Druhowie w sobotni wieczór wyjeżdżali do pożaru. Po akcji zaparkowali auta w remizie i zamknęli, tak jak zawsze.
- W niedzielę rano spotkaliśmy się znowu w rmizie, żeby ogarnąć samochody, powypisywać karty i zastaliśmy wyłamanę bramę, uszkodzoną prowadnicę. Zawsze jak się słyszało o włamaniu do jakiejś remizy to myśleliśmy, że to gdzieś się daleko wydarzyło, ale nas to nie dotyczy. Okazało się, że jednak nie - mówi Jan Ploch, prezes OSP Kadłub.

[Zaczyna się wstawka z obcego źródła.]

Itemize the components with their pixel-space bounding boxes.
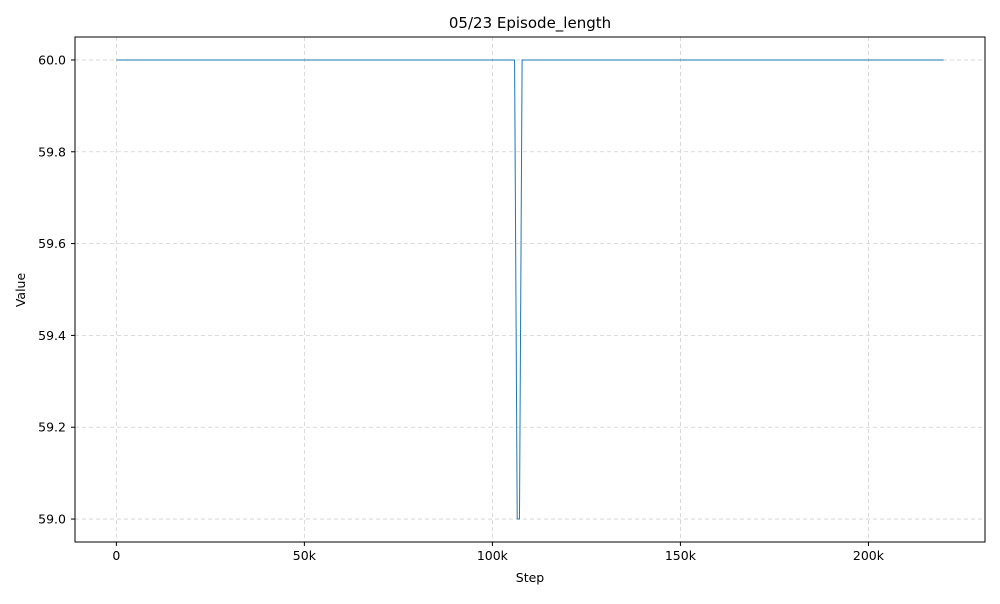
x-tick-label: 50k [293,548,317,563]
y-tick-label: 59.2 [38,420,66,435]
x-tick-label: 100k [477,548,509,563]
y-tick-label: 59.0 [38,512,66,527]
y-tick-label: 59.4 [38,328,66,343]
x-axis-label: Step [516,570,545,585]
x-axis: 0 50k 100k 150k 200k [112,542,885,563]
grid [75,37,985,542]
y-tick-label: 60.0 [38,52,66,67]
y-axis-label: Value [13,273,28,308]
y-tick-label: 59.8 [38,144,66,159]
x-tick-label: 150k [665,548,697,563]
y-tick-label: 59.6 [38,236,66,251]
plot-frame [74,36,986,543]
y-axis: 59.0 59.2 59.4 59.6 59.8 60.0 [38,52,75,527]
series-line [116,59,944,520]
chart-title: 05/23 Episode_length [449,14,611,33]
x-tick-label: 0 [112,548,120,563]
series-layer [116,59,944,520]
x-tick-label: 200k [853,548,885,563]
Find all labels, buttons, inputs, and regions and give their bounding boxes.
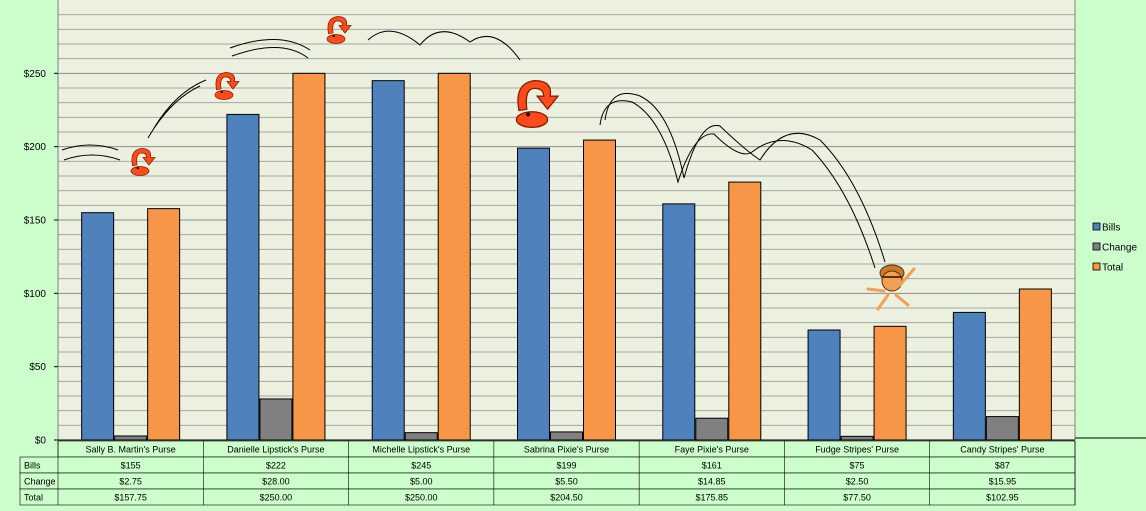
motion-trail [604,92,886,263]
creature-feet [515,111,549,129]
creature-body [131,148,156,167]
bar-total [1018,288,1052,441]
bar-bills [81,212,115,441]
creature-eye [526,112,531,117]
creature-eye [136,166,139,170]
table-row-label-bills: Bills [24,461,41,471]
bar-change [840,435,874,441]
table-cell-bills: $199 [556,461,576,471]
bar-change [114,435,148,441]
table-cell-bills: $75 [850,461,865,471]
creature-body [327,16,352,35]
legend-swatch-total [1092,262,1101,271]
table-category-label: Sally B. Martin's Purse [86,445,176,455]
table-cell-total: $250.00 [260,493,293,503]
legend-label-change: Change [1102,243,1137,254]
decorations [61,16,916,311]
table-cell-bills: $245 [411,461,431,471]
y-tick-label: $50 [29,362,46,373]
table-cell-change: $15.95 [989,477,1017,487]
creature-eye [220,90,223,94]
creature-feet [130,166,150,176]
table-row-label-total: Total [24,493,43,503]
table-cell-change: $5.00 [410,477,433,487]
motion-trail [229,39,311,59]
table-cell-total: $77.50 [843,493,871,503]
table-category-label: Faye Pixie's Purse [675,445,749,455]
bar-change [404,432,438,441]
y-tick-label: $250 [24,69,47,80]
creature-feet [326,34,346,44]
creature-body [215,72,240,91]
table-data-row [19,472,1076,490]
bar-change [985,416,1019,441]
table-cell-change: $2.75 [119,477,142,487]
table-category-label: Michelle Lipstick's Purse [372,445,470,455]
table-cell-bills: $161 [702,461,722,471]
table-category-label: Danielle Lipstick's Purse [227,445,324,455]
creature-body [517,79,560,112]
bar-change [550,431,583,441]
table-data-row [19,456,1076,474]
y-tick-label: $200 [24,142,47,153]
runner-limbs [866,267,916,311]
bar-bills [371,80,405,441]
creature-icon [326,16,352,44]
table-category-label: Candy Stripes' Purse [960,445,1044,455]
creature-eye [332,34,335,38]
runner-head [881,270,903,292]
table-cell-total: $157.75 [114,493,147,503]
creature-icon [214,72,240,100]
plot-area: $0 $50 $100 $150 $200 $250 [24,0,1146,447]
legend: Bills Change Total [1092,222,1137,274]
bar-total [583,139,616,441]
data-table: Sally B. Martin's Purse Danielle Lipstick… [19,440,1076,506]
creature-icon [515,79,560,129]
motion-trail [147,79,207,139]
y-tick-label: $0 [35,436,47,447]
bar-bills [662,203,696,441]
table-cell-change: $2.50 [846,477,869,487]
legend-label-bills: Bills [1102,223,1120,234]
motion-trail [61,144,121,161]
table-cell-change: $28.00 [262,477,290,487]
creature-feet [214,90,234,100]
table-cell-change: $5.50 [555,477,578,487]
bar-total [728,181,762,441]
table-cell-bills: $87 [995,461,1010,471]
legend-swatch-bills [1092,222,1101,231]
y-tick-label: $100 [24,289,47,300]
bar-total [147,208,181,441]
bar-bills [226,113,260,441]
table-cell-total: $250.00 [405,493,438,503]
bar-total [873,325,907,441]
table-cell-total: $175.85 [696,493,729,503]
creature-icon [130,148,156,176]
runner-icon [866,264,916,311]
table-cell-bills: $222 [266,461,286,471]
bar-bills [952,311,986,441]
motion-trail [599,100,876,269]
bar-total [292,72,326,441]
bar-bills [807,329,841,441]
bar-bills [517,147,550,441]
legend-swatch-change [1092,242,1101,251]
bar-change [695,417,729,441]
bar-total [437,72,471,441]
legend-label-total: Total [1102,263,1123,274]
table-cell-total: $204.50 [550,493,583,503]
y-tick-label: $150 [24,216,47,227]
table-data-row [19,488,1076,506]
table-cell-total: $102.95 [986,493,1019,503]
table-cell-bills: $155 [121,461,141,471]
bar-change [259,398,293,441]
motion-trail [367,30,521,61]
table-category-label: Fudge Stripes' Purse [815,445,899,455]
table-row-label-change: Change [24,477,56,487]
table-category-label: Sabrina Pixie's Purse [524,445,609,455]
table-cell-change: $14.85 [698,477,726,487]
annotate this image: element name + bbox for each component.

Strażacy z Kadłuba mają zainstalowany nowoczesny alarm, sprzężony z oświetleniem wewnątrz i na zewnątrz remizy, a także z syreną. W przypadku, gdy jedna z czujek wykryje ruch, poza alarmem wszyscy strażacy dostają także powiadomienia na telefon. Alarm jednak nie włączył się. Druhowie podejrzewają, że włamywaczy spłoszył przejeżdżający samochód lub jakiś mieszkaniec.
- Ponadto nasza remiza jest w środku wsi, latarnie świecą tak, że jest tam jasno jak w dzień. Słyszeliśmy o włamaniach do remiz, ale to bardziej na uboczu, a tutaj? W centrum wsi? - zastanawia się prezes.
- Zniszczenia nie są duże. Najbardziej denerwuje fakt, że ktoś w ogóle miał sumienie to zrobić. Przecież ten sprzęt służy do ratowania mienia, zdrowia i życia ludzi. Jednostki są teraz coraz lepiej wyposażone w sprzęt, dlatego warto zaapelować do strażaków, by przejrzeli zabezpieczenia w swoich remizach - dodaje Jan Ploch.
Sprawę włamania do strażaków bada policja.